2. It cannot show Drury Lane, because the Drury Lane site measured 112ft long. According to Hamilton Bell, the man who first published this sectional drawing as possibly showing the Theatre Royal Drury Lane (Hamilton Bell, 'Contributions to the History of the English Playhouse', The Architectural Record, New York, vol. 33 (1913), pp. 359–68), the scale on this drawing shows a theatre measuring 112ft long.
3. Professor Robert D. Hume (2007) and Dr. Tim Keenan, and Mark A. Howell (1995) have now agreed that any attempt to assign this sectional drawing to Drury Lane is a supposition or a presumption. There is simply no evidence to assign it to any theatre that was ever built.
The property deed for the Theatre Royal Drury Lane describes the site as measuring 112ft long and 58ft wide. F. H. Sheppard, ed., Survey of London 35: The Theatre Royal Drury Lane and the Theatre Royal Opera House Covent Garden. (GLC, London: Athlone Press, University of London, 1970), 31, notes that "The first theatre did not occupy the whole site; in front of the west end there was a small yard (B on fig. 1) which measured 10 feet by 58 feet." In fact, two other yards, also measuring between 5 and 10ft wide, extended along the theatre's south and east ends, as Edward A. Langhans ("Pictorial Material on the Bridges Street and Drury Lane Theatres [Royal]," Theatre Survey 7 (May 1966), 80–100), shows in maps, plans and surveys from the period.

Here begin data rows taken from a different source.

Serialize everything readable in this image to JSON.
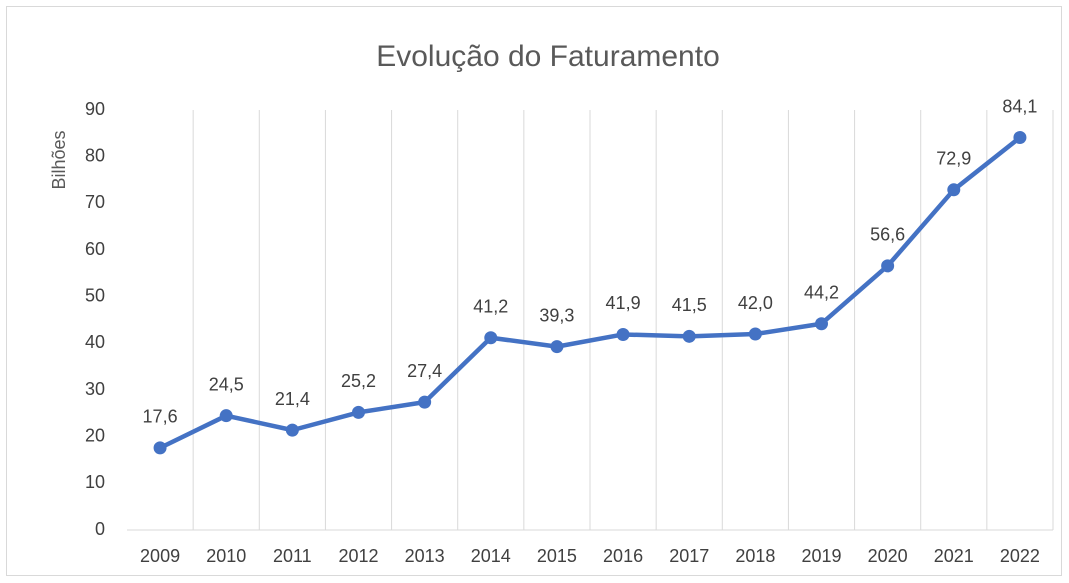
{
  "chart_data": {
    "type": "line",
    "title": "Evolução do Faturamento",
    "y_label": "Bilhões",
    "categories": [
      "2009",
      "2010",
      "2011",
      "2012",
      "2013",
      "2014",
      "2015",
      "2016",
      "2017",
      "2018",
      "2019",
      "2020",
      "2021",
      "2022"
    ],
    "values": [
      17.6,
      24.5,
      21.4,
      25.2,
      27.4,
      41.2,
      39.3,
      41.9,
      41.5,
      42.0,
      44.2,
      56.6,
      72.9,
      84.1
    ],
    "value_labels": [
      "17,6",
      "24,5",
      "21,4",
      "25,2",
      "27,4",
      "41,2",
      "39,3",
      "41,9",
      "41,5",
      "42,0",
      "44,2",
      "56,6",
      "72,9",
      "84,1"
    ],
    "color": "#4472c4",
    "ylim": [
      0,
      90
    ],
    "yticks": [
      0,
      10,
      20,
      30,
      40,
      50,
      60,
      70,
      80,
      90
    ],
    "grid": false
  }
}
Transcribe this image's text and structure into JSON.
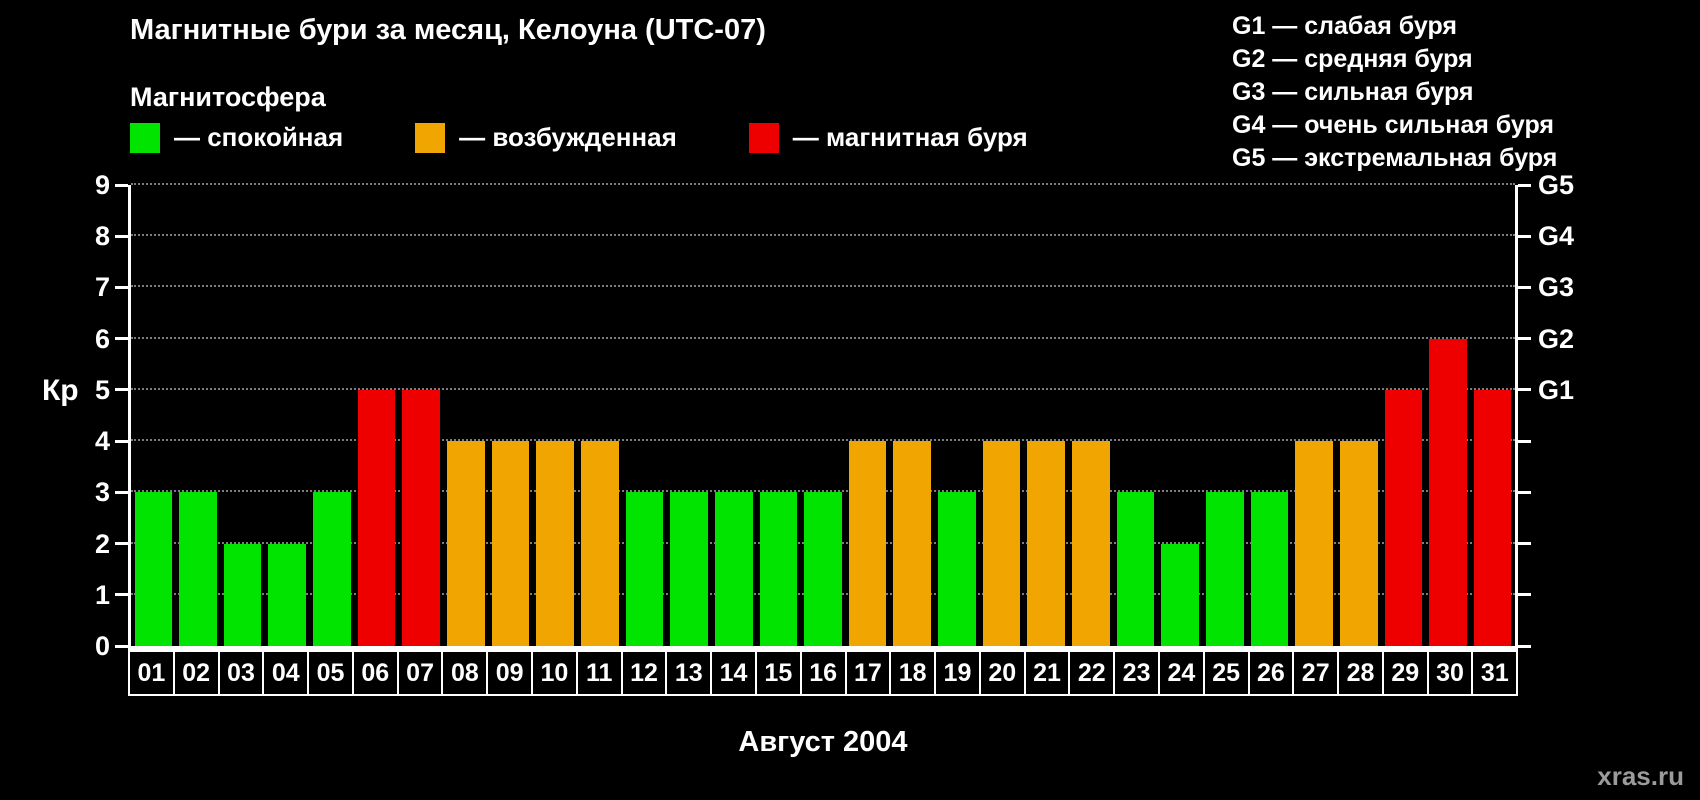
{
  "title": "Магнитные бури за месяц, Келоуна (UTC-07)",
  "legend": {
    "heading": "Магнитосфера",
    "items": [
      {
        "key": "quiet",
        "label": "— спокойная",
        "color": "#00e400"
      },
      {
        "key": "excited",
        "label": "— возбужденная",
        "color": "#f0a500"
      },
      {
        "key": "storm",
        "label": "— магнитная буря",
        "color": "#ee0000"
      }
    ]
  },
  "g_legend": [
    "G1 — слабая буря",
    "G2 — средняя буря",
    "G3 — сильная буря",
    "G4 — очень сильная буря",
    "G5 — экстремальная буря"
  ],
  "watermark": "xras.ru",
  "chart_data": {
    "type": "bar",
    "title": "Магнитные бури за месяц, Келоуна (UTC-07)",
    "xlabel": "Август 2004",
    "ylabel": "Кр",
    "ylim": [
      0,
      9
    ],
    "yticks": [
      0,
      1,
      2,
      3,
      4,
      5,
      6,
      7,
      8,
      9
    ],
    "grid": "dotted horizontal gridlines at each integer Kp level",
    "legend_position": "top",
    "right_axis_ticks": [
      {
        "label": "G1",
        "kp": 5
      },
      {
        "label": "G2",
        "kp": 6
      },
      {
        "label": "G3",
        "kp": 7
      },
      {
        "label": "G4",
        "kp": 8
      },
      {
        "label": "G5",
        "kp": 9
      }
    ],
    "categories": [
      "01",
      "02",
      "03",
      "04",
      "05",
      "06",
      "07",
      "08",
      "09",
      "10",
      "11",
      "12",
      "13",
      "14",
      "15",
      "16",
      "17",
      "18",
      "19",
      "20",
      "21",
      "22",
      "23",
      "24",
      "25",
      "26",
      "27",
      "28",
      "29",
      "30",
      "31"
    ],
    "values": [
      3,
      3,
      2,
      2,
      3,
      5,
      5,
      4,
      4,
      4,
      4,
      3,
      3,
      3,
      3,
      3,
      4,
      4,
      3,
      4,
      4,
      4,
      3,
      2,
      3,
      3,
      4,
      4,
      5,
      6,
      5
    ],
    "statuses": [
      "quiet",
      "quiet",
      "quiet",
      "quiet",
      "quiet",
      "storm",
      "storm",
      "excited",
      "excited",
      "excited",
      "excited",
      "quiet",
      "quiet",
      "quiet",
      "quiet",
      "quiet",
      "excited",
      "excited",
      "quiet",
      "excited",
      "excited",
      "excited",
      "quiet",
      "quiet",
      "quiet",
      "quiet",
      "excited",
      "excited",
      "storm",
      "storm",
      "storm"
    ],
    "colors": {
      "quiet": "#00e400",
      "excited": "#f0a500",
      "storm": "#ee0000"
    }
  }
}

These yards or passageways meant the Theatre Royal Drury Lane measured measured between 90ft and 100ft long and 40 to 50ft wide - exactly the same exterior dimensions as the surviving Theatre Royal, Bristol (1766).
The Theatre Royal Bristol (1766) has been known as the "Bristol Old Vic" since the Arts Council of Great Britain (then known as the "Council for the Encouragement of Music and the Arts") saved it from closure and destruction, when they created the National Theatre Company at the Old Vic Theatre in South London). Its carpenter-architect was James Saunders, David Garrick's carpenter at Drury Lane. In the same year he the Bristol Proprietors were in contact with him, Saunders had also designed a new theatre at Richmond, Surrey, which opened in 1765. Two surviving plans (Richmond Surrey Reference Library, one dated 1842), a longitudinal sectional drawing (Harvard University Theatre Collection), and two photographs taken in 1884 by a photographer named Hilditch, together show the Richmond Surrey Theatre Royal compared well with Bristol and that the two were probably modelled on the theatre where their architect, James Saunders, knew best: Garrick's Drury Lane. Today, the surviving Theatre Royal Bristol (or "Bristol Old Vic") shows us what the Theatre Royal, Drury Lane looked like during the seventeenth and eighteenth centuries. The Bristol Old Vic feels very like the Theatre Royal, Drury Lane, of Garrick, Dryden, Farquhar, Colman, Macklin, Centlivre, Cibber, and others. Not till 1775, when the Adams brothers were commissioned to rebuild its interior, did the Theatre Royal Drury Lane change.
At the time of writing (2011-12), the Bristol Theatre Royal is closed for refurbishment. The refurbishment has restored the 1766 position of the stage front, providing a small, intimate space, with a stage front surrounded by spectators on three sides, albeit with the great majority to the front. As Mark Howell, "Acting Spaces and Carpenter Tools," Around the Globe (Dec. 2010), 34-35, showed, this stage front matches, almost exactly, the stage of the Rose Theatre built 1587 in London. Despite the fact that the Rose was 87ft diameter, circular (or polygonal) open-air amphitheatre, and Bristol is a narrower indoor playhouse, the perfectly circular shape of the wooden Bristol theatre means that the performer-spectator relationship in both theatres is more comparable than one would expect.